In Canada, technologies have played a central role in the historical development and articulation of the nation-state. The European cultures that invaded and settled here did so by turning the Atlantic Ocean into an abstract space of movement, migration and trade. In fact, the construction of Canadian identity cannot be properly understood without reference to the historical role of communication technologies. Telecommunications increasingly shape our culture and the subjects within that culture. The result is an emergence of social formations and power relations that do not necessarily fit within the prevailing Fordist/Keynesian model. These socio-political transformations are reflected in the dwindling power of trade unions, changes in consumption patterns, deregulation, the downsizing of government, and the revitalizing of market powers.

As Undiscovery points out, a new regime has taken hold of the by-ways and tributaries of the Canadian heartland — a regime of power and accumulation not based on boats or trains but satellites and data flows. Unanchored from physical space and cast into what Manuel Castells calls the space of flows, Undiscovery’s digital images and texts become ambiguous, revealing a poetic that the surrealists could only imagine but that the electric current renders concrete. The passage from modernity to postmodernity involves the passage from one form of abstraction to another — from social spaces defined by the production flows of water and rail networks to the more abstract electronic spaces of McLuhan’s “global village.”

While looking through the lens of locale, in this instance the town of Banff, it becomes possible for the artists to address crucial questions concerning the relationship between political and cultural aspects of these transformation. Hume and Stein negotiate between tradition, institutionalized aesthetic discourses, and organic emergent forms of social communication.
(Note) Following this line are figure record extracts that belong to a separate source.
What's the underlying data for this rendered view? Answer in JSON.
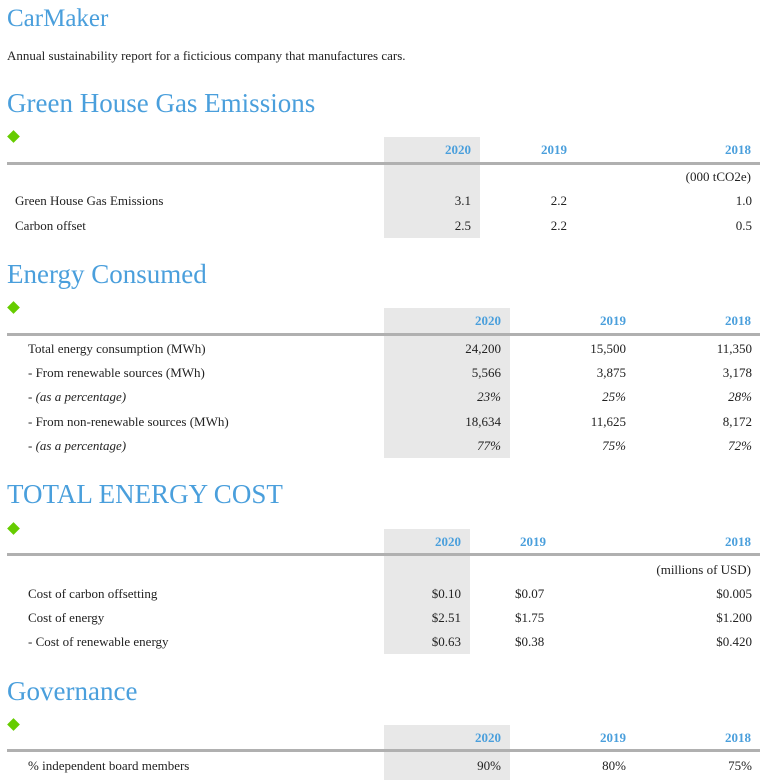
{
  "brand": "CarMaker",
  "description": "Annual sustainability report for a ficticious company that manufactures cars.",
  "sections": [
    {
      "title": "Green House Gas Emissions",
      "years": [
        "2020",
        "2019",
        "2018"
      ],
      "unit": "(000 tCO2e)",
      "rows": [
        {
          "label": "Green House Gas Emissions",
          "values": [
            "3.1",
            "2.2",
            "1.0"
          ]
        },
        {
          "label": "Carbon offset",
          "values": [
            "2.5",
            "2.2",
            "0.5"
          ]
        }
      ]
    },
    {
      "title": "Energy Consumed",
      "years": [
        "2020",
        "2019",
        "2018"
      ],
      "rows": [
        {
          "label": "Total energy consumption (MWh)",
          "values": [
            "24,200",
            "15,500",
            "11,350"
          ]
        },
        {
          "label": "- From renewable sources (MWh)",
          "values": [
            "5,566",
            "3,875",
            "3,178"
          ]
        },
        {
          "label": "- (as a percentage)",
          "values": [
            "23%",
            "25%",
            "28%"
          ]
        },
        {
          "label": "- From non-renewable sources (MWh)",
          "values": [
            "18,634",
            "11,625",
            "8,172"
          ]
        },
        {
          "label": "- (as a percentage)",
          "values": [
            "77%",
            "75%",
            "72%"
          ]
        }
      ]
    },
    {
      "title": "TOTAL ENERGY COST",
      "years": [
        "2020",
        "2019",
        "2018"
      ],
      "unit": "(millions of USD)",
      "rows": [
        {
          "label": "Cost of carbon offsetting",
          "values": [
            "$0.10",
            "$0.07",
            "$0.005"
          ]
        },
        {
          "label": "Cost of energy",
          "values": [
            "$2.51",
            "$1.75",
            "$1.200"
          ]
        },
        {
          "label": "- Cost of renewable energy",
          "values": [
            "$0.63",
            "$0.38",
            "$0.420"
          ]
        }
      ]
    },
    {
      "title": "Governance",
      "years": [
        "2020",
        "2019",
        "2018"
      ],
      "rows": [
        {
          "label": "% independent board members",
          "values": [
            "90%",
            "80%",
            "75%"
          ]
        }
      ]
    }
  ],
  "colors": {
    "heading": "#4a9fdc",
    "diamond": "#66cc00",
    "shade": "#e8e8e8",
    "rule": "#b0b0b0"
  }
}
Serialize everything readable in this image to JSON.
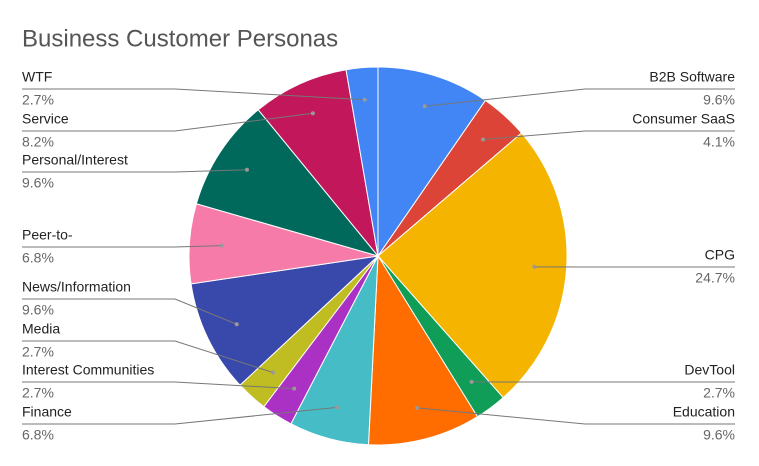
{
  "chart_data": {
    "type": "pie",
    "title": "Business Customer Personas",
    "categories": [
      "B2B Software",
      "Consumer SaaS",
      "CPG",
      "DevTool",
      "Education",
      "Finance",
      "Interest Communities",
      "Media",
      "News/Information",
      "Peer-to-",
      "Personal/Interest",
      "Service",
      "WTF"
    ],
    "values": [
      9.6,
      4.1,
      24.7,
      2.7,
      9.6,
      6.8,
      2.7,
      2.7,
      9.6,
      6.8,
      9.6,
      8.2,
      2.7
    ],
    "value_labels": [
      "9.6%",
      "4.1%",
      "24.7%",
      "2.7%",
      "9.6%",
      "6.8%",
      "2.7%",
      "2.7%",
      "9.6%",
      "6.8%",
      "9.6%",
      "8.2%",
      "2.7%"
    ],
    "colors": [
      "#4285f4",
      "#db4437",
      "#f4b400",
      "#0f9d58",
      "#ff6d00",
      "#46bdc6",
      "#ab30c4",
      "#c0bd22",
      "#3949ab",
      "#f67ba9",
      "#00695c",
      "#c2185b",
      "#4285f4"
    ]
  }
}
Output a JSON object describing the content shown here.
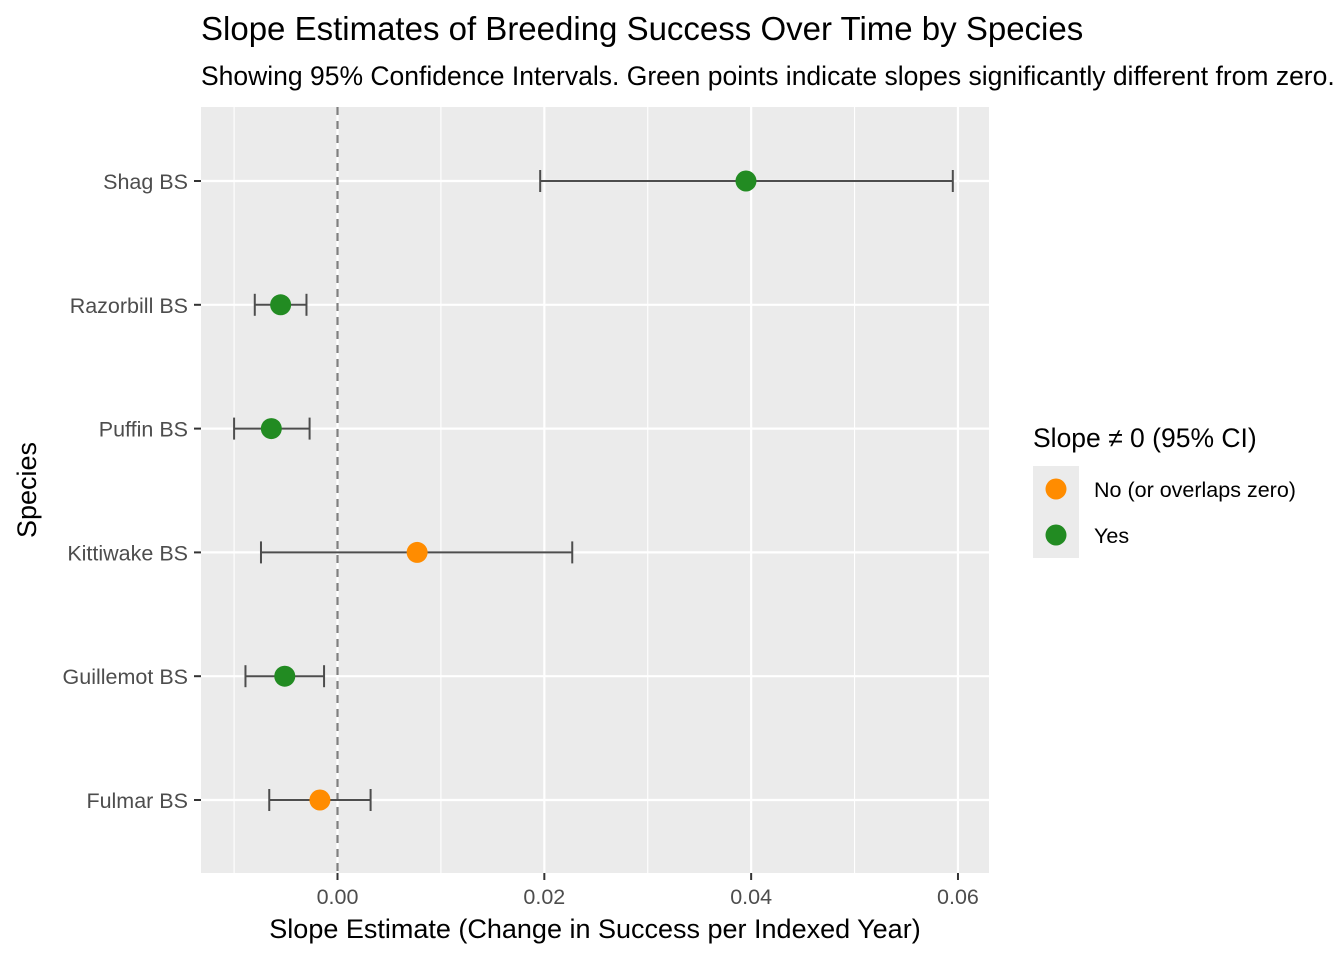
{
  "chart_data": {
    "type": "scatter",
    "title": "Slope Estimates of Breeding Success Over Time by Species",
    "subtitle": "Showing 95% Confidence Intervals. Green points indicate slopes significantly different from zero.",
    "xlabel": "Slope Estimate (Change in Success per Indexed Year)",
    "ylabel": "Species",
    "xlim": [
      -0.0132,
      0.063
    ],
    "x_ticks": [
      0.0,
      0.02,
      0.04,
      0.06
    ],
    "x_tick_labels": [
      "0.00",
      "0.02",
      "0.04",
      "0.06"
    ],
    "reference_line": {
      "x": 0,
      "style": "dashed"
    },
    "grid": true,
    "categories": [
      "Shag BS",
      "Razorbill BS",
      "Puffin BS",
      "Kittiwake BS",
      "Guillemot BS",
      "Fulmar BS"
    ],
    "points": [
      {
        "species": "Shag BS",
        "estimate": 0.0395,
        "ci_low": 0.0196,
        "ci_high": 0.0595,
        "significant": "Yes"
      },
      {
        "species": "Razorbill BS",
        "estimate": -0.0055,
        "ci_low": -0.008,
        "ci_high": -0.003,
        "significant": "Yes"
      },
      {
        "species": "Puffin BS",
        "estimate": -0.0064,
        "ci_low": -0.01,
        "ci_high": -0.0027,
        "significant": "Yes"
      },
      {
        "species": "Kittiwake BS",
        "estimate": 0.0077,
        "ci_low": -0.0074,
        "ci_high": 0.0227,
        "significant": "No (or overlaps zero)"
      },
      {
        "species": "Guillemot BS",
        "estimate": -0.0051,
        "ci_low": -0.0089,
        "ci_high": -0.0013,
        "significant": "Yes"
      },
      {
        "species": "Fulmar BS",
        "estimate": -0.0017,
        "ci_low": -0.0066,
        "ci_high": 0.0032,
        "significant": "No (or overlaps zero)"
      }
    ],
    "legend": {
      "title": "Slope ≠ 0 (95% CI)",
      "placement": "right",
      "items": [
        {
          "label": "No (or overlaps zero)",
          "color": "#ff8c00"
        },
        {
          "label": "Yes",
          "color": "#228b22"
        }
      ]
    },
    "colors": {
      "No (or overlaps zero)": "#ff8c00",
      "Yes": "#228b22",
      "panel_background": "#ebebeb",
      "grid": "#ffffff",
      "errorbar": "#4d4d4d",
      "reference_line": "#7f7f7f"
    }
  }
}
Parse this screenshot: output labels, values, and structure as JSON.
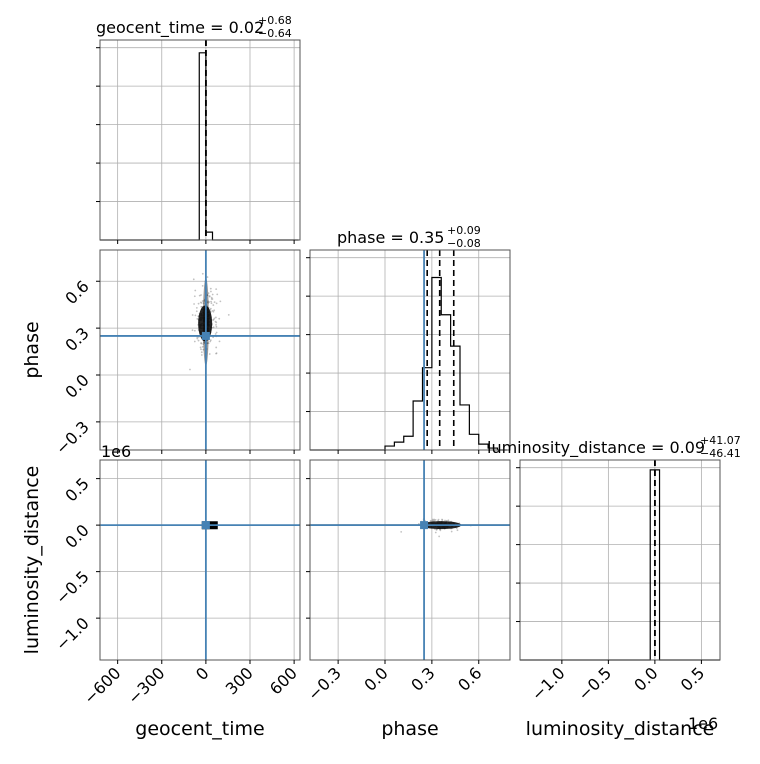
{
  "colors": {
    "truth": "#4682b4",
    "frame": "#555555",
    "grid": "#b0b0b0",
    "line": "#000000",
    "sample": "#9a9a9a"
  },
  "labels": {
    "geocent_time_axis": "geocent_time",
    "phase_axis": "phase",
    "luminosity_distance_axis": "luminosity_distance",
    "offset_ld_y": "1e6",
    "offset_ld_x": "1e6"
  },
  "titles": {
    "geocent_time": {
      "main": "geocent_time = 0.02",
      "sup": "+0.68",
      "sub": "−0.64"
    },
    "phase": {
      "main": "phase = 0.35",
      "sup": "+0.09",
      "sub": "−0.08"
    },
    "luminosity_distance": {
      "main": "luminosity_distance = 0.09",
      "sup": "+41.07",
      "sub": "−46.41"
    }
  },
  "chart_data": {
    "type": "corner",
    "parameters": [
      "geocent_time",
      "phase",
      "luminosity_distance"
    ],
    "truths": {
      "geocent_time": 0,
      "phase": 0.25,
      "luminosity_distance": 0
    },
    "ranges": {
      "geocent_time": [
        -720,
        640
      ],
      "phase": [
        -0.48,
        0.8
      ],
      "luminosity_distance": [
        -1.45,
        0.7
      ]
    },
    "ticks": {
      "geocent_time": [
        {
          "v": -600,
          "label": "−600"
        },
        {
          "v": -300,
          "label": "−300"
        },
        {
          "v": 0,
          "label": "0"
        },
        {
          "v": 300,
          "label": "300"
        },
        {
          "v": 600,
          "label": "600"
        }
      ],
      "phase": [
        {
          "v": -0.3,
          "label": "−0.3"
        },
        {
          "v": 0.0,
          "label": "0.0"
        },
        {
          "v": 0.3,
          "label": "0.3"
        },
        {
          "v": 0.6,
          "label": "0.6"
        }
      ],
      "luminosity_distance": [
        {
          "v": -1.0,
          "label": "−1.0"
        },
        {
          "v": -0.5,
          "label": "−0.5"
        },
        {
          "v": 0.0,
          "label": "0.0"
        },
        {
          "v": 0.5,
          "label": "0.5"
        }
      ]
    },
    "hist_geocent_time": {
      "edges": [
        -720,
        -675,
        -630,
        -585,
        -540,
        -495,
        -450,
        -405,
        -360,
        -315,
        -270,
        -225,
        -180,
        -135,
        -90,
        -45,
        0,
        45,
        90,
        135,
        180,
        225,
        270,
        315,
        360,
        405,
        450,
        495,
        540,
        585,
        630
      ],
      "counts": [
        0,
        0,
        0,
        0,
        0,
        0,
        0,
        0,
        0,
        0,
        0,
        0,
        0,
        0,
        0,
        0.955,
        0.04,
        0,
        0,
        0,
        0,
        0,
        0,
        0,
        0,
        0,
        0,
        0,
        0,
        0
      ],
      "quantiles": [
        -0.62,
        0.02,
        0.7
      ]
    },
    "hist_phase": {
      "edges": [
        -0.48,
        -0.42,
        -0.36,
        -0.3,
        -0.24,
        -0.18,
        -0.12,
        -0.06,
        0.0,
        0.06,
        0.12,
        0.18,
        0.24,
        0.3,
        0.36,
        0.42,
        0.48,
        0.54,
        0.6,
        0.66,
        0.72,
        0.78
      ],
      "counts": [
        0,
        0,
        0,
        0,
        0,
        0,
        0,
        0,
        0.02,
        0.04,
        0.07,
        0.25,
        0.42,
        0.88,
        0.69,
        0.53,
        0.23,
        0.08,
        0.03,
        0.01,
        0
      ],
      "quantiles": [
        0.27,
        0.35,
        0.44
      ]
    },
    "hist_luminosity_distance": {
      "edges": [
        -1.45,
        -1.4,
        -1.35,
        -1.3,
        -1.25,
        -1.2,
        -1.15,
        -1.1,
        -1.05,
        -1.0,
        -0.95,
        -0.9,
        -0.85,
        -0.8,
        -0.75,
        -0.7,
        -0.65,
        -0.6,
        -0.55,
        -0.5,
        -0.45,
        -0.4,
        -0.35,
        -0.3,
        -0.25,
        -0.2,
        -0.15,
        -0.1,
        -0.05,
        0.0,
        0.05,
        0.1,
        0.15,
        0.2,
        0.25,
        0.3,
        0.35,
        0.4,
        0.45,
        0.5,
        0.55,
        0.6,
        0.65,
        0.7
      ],
      "counts": [
        0,
        0,
        0,
        0,
        0,
        0,
        0,
        0,
        0,
        0,
        0,
        0,
        0,
        0,
        0,
        0,
        0,
        0,
        0,
        0,
        0,
        0,
        0,
        0,
        0,
        0,
        0,
        0,
        0.97,
        0.97,
        0,
        0,
        0,
        0,
        0,
        0,
        0,
        0,
        0,
        0,
        0,
        0,
        0
      ],
      "quantiles": [
        -4.64e-05,
        9e-08,
        4.11e-05
      ]
    }
  }
}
The media arts are an experimental laboratory, not so much for new technologies as for new social relations of communication. In this instance the convergence of the critical tradition with new technology seems to be a dialectic with potential to raise both to a new level of cultural and political salience.

Whether home is imagined as the nation-state, region or one’s immediate surroundings, it is drenched in the sentiment of wholeness, unity and integrity. It is about a notion of community centred on shared traditions and memories, and inextricably interlinked with texts and the patterns and flows of modern communications. The memory banks of our times are being constructed out of the materials produced by the media arts and cultural industries, In fact, the role of these consciousness industries is the construction of contemporary memories.

For Hume and Stein the new culture of commercial enterprise enlists culture to manufacture differentiated urban or local identities. These identities are centred around the creation of an image — a fabrication — achieved through the recuperation of “history” (real, imagined or simply recreated as pastiche) using archival material and of “community” (again, real, imagined or simply packaged for sale by producers) in a local context. But localism can be a more positive force in its attempt to elaborate a creative local response to the invasive influence of global capital. If localities are increasingly becoming nodes in emerging global networks, then local consciousness and action may offer new possibilities for more efficacious, and selfconscious, participation in world affairs.

It is a question of recognizing the role of the stories we tell ourselves about our past in constructing our identities in the present. As Undiscovery points out, one key issue concerns the power of mass media technologies to involve people in a common sense of identity, its capacity to provide integration and meaning as it constructs and conscripts public images and interpretations of the past, in other words, its ability to re-enchant a disenchanted everyday life. With Undiscovery, Hume and Stein raise new questions about the interrelation of spaces of accumulation, arenas of cultural consumption and cultural identity.